This dressing is a standard on our Thanksgiving table. Well, my Thanksgiving table after being married. My husband is from Lousiana, so of course, cornbread has become a staple. I grew up on dressing made from bread, but have since converted. Honestly though, who can resist cornbread and sausage together??Southern or not, this dressing is awesome! Ok, unless you are vegetarian or vegan. Then maybe you could…
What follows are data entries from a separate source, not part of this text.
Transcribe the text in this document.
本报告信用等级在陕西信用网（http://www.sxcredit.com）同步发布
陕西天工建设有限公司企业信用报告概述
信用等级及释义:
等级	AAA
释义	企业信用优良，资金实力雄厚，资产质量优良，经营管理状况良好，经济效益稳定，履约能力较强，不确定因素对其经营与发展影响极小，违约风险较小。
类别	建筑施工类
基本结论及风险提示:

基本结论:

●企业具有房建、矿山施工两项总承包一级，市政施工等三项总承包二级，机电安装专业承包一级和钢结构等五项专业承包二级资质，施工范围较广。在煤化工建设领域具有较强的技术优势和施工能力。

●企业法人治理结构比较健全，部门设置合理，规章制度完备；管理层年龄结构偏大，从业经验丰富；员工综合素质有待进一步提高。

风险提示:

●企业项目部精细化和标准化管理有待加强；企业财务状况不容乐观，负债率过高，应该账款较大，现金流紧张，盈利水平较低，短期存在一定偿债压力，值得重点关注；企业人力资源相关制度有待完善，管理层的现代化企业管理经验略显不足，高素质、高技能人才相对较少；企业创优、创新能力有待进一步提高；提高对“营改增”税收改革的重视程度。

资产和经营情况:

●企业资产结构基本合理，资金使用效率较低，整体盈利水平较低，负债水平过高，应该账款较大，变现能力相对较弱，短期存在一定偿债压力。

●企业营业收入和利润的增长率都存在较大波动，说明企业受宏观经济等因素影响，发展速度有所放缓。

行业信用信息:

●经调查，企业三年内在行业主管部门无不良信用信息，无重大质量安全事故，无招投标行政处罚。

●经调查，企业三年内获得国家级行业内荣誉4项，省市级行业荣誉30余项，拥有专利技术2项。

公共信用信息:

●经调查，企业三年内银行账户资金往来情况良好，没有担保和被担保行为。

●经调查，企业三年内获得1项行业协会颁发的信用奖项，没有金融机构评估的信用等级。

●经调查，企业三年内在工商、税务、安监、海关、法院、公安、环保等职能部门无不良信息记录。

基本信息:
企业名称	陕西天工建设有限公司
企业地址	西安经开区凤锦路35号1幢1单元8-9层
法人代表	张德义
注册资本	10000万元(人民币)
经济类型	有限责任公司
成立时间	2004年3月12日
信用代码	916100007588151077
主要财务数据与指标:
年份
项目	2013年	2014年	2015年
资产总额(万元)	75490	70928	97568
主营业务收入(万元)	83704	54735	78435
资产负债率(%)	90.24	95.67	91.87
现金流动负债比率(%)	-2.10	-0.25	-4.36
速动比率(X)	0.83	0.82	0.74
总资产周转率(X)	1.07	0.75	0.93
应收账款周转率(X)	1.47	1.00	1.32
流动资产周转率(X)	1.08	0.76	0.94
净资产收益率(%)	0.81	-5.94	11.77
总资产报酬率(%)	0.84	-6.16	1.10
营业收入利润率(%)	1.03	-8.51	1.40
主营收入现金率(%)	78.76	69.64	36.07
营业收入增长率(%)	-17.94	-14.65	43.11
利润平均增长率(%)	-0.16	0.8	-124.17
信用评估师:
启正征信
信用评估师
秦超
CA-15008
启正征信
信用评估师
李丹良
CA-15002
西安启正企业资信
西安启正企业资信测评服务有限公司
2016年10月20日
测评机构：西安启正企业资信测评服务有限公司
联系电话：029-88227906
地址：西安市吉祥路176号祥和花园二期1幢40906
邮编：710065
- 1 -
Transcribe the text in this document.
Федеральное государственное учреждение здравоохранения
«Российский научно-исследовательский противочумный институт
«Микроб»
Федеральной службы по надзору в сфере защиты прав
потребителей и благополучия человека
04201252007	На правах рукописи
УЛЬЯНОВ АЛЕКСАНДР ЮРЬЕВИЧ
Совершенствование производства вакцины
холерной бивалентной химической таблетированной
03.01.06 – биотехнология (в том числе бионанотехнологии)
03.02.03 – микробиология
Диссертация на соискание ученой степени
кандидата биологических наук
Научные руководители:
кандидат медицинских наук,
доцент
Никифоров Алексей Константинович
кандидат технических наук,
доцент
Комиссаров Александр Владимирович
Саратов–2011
Start by chopping your veggies . I didn’t get photos of cooking the sausage and veggies, but you will saute those together.
Check the video for all details.
Mix all ingredients together. I mix it carefully with a rubber spatula.
Pour into buttered 9×13 pan. This recipe makes a lot of dressing.
Bake until golden brown. Sorry for the really yellow photo. I should have edited these a little better.
I know it isn’t the most beautiful dish I have ever made, but definelty one of the best tasting!
Sausage Cornbread Dressing
- 8-10 cups cornbread, crumbled make sure and leave this in large pieces. It will break apart while you are mixing.
- 16 ounce ground sausage We love Jimmy Dean's hot sausage.
- 4 tablespoon butter, melted
- 1 1/2 cups celery, chopped
- 1 cup onion, chopped
- 2 teaspoons sage, fresh or dried
- 4 cups vegetable or chicken stock
- 4 eggs, beaten
- salt and pepper to taste I used about 1 1/2 teaspoon salt, 1/2 teaspoon ground pepper
- 2 teaspoons cayenne pepper or crushed red pepper this is optional, we like everything a little spicy. If you aren't into spice, leave this out.
- Preheat oven to 375 degrees.Cook sausage in saucepan over medium heat. Add in celery and onions, continue to cook another 3-5 minutes. Add all ingredients to large bowl and mix lightly, but well enough to combine. I do this with a rubber spatula in order to not break up the cornbread more than needed. Spray or butter a 9×13 pan. Pour dressing into pan. If you like, you can also add more melted butter on top. I used to do this, but cut it out where possible now :).Bake for 25-35 minutes until golden brown.This is best served immediately, although I do love it as a leftover too. Now, sit back and enjoy. You deserve it!
Whole Grain Cornbread
- 1 cup cornmeal I always use yellow.
- 1 cup whole wheat pastry flour You can use a hard red or white winter, but I prefer the soft pastry flour. I like the texture better.
- 1 tablespoon baking powder
- 1/2 teaspoon salt
- 2 tablespoons honey
- 1 cup milk
- 2 tablespoons canola oil you can use any fat of choice.
- Preheat oven to 425 degrees.Line 9 muffin slots with cupcake liners. If you prefer, spray or butter an 8×8 pan. I like muffin size better as it bakes more quickly. Combine dry ingredients and wet ingredients in separate bowls. Mix ingredients together, being careful not to overmix. Pour into muffin pans. Bake until very lightly golden brown. Cornbread bakes quickly, so watch it carefully. It is a whole wheat cornbread so it cooks even more quickly, and will dry out just a fast. Remove from pan as quickly as you are able. Now, sit back and enjoy. You deserve it.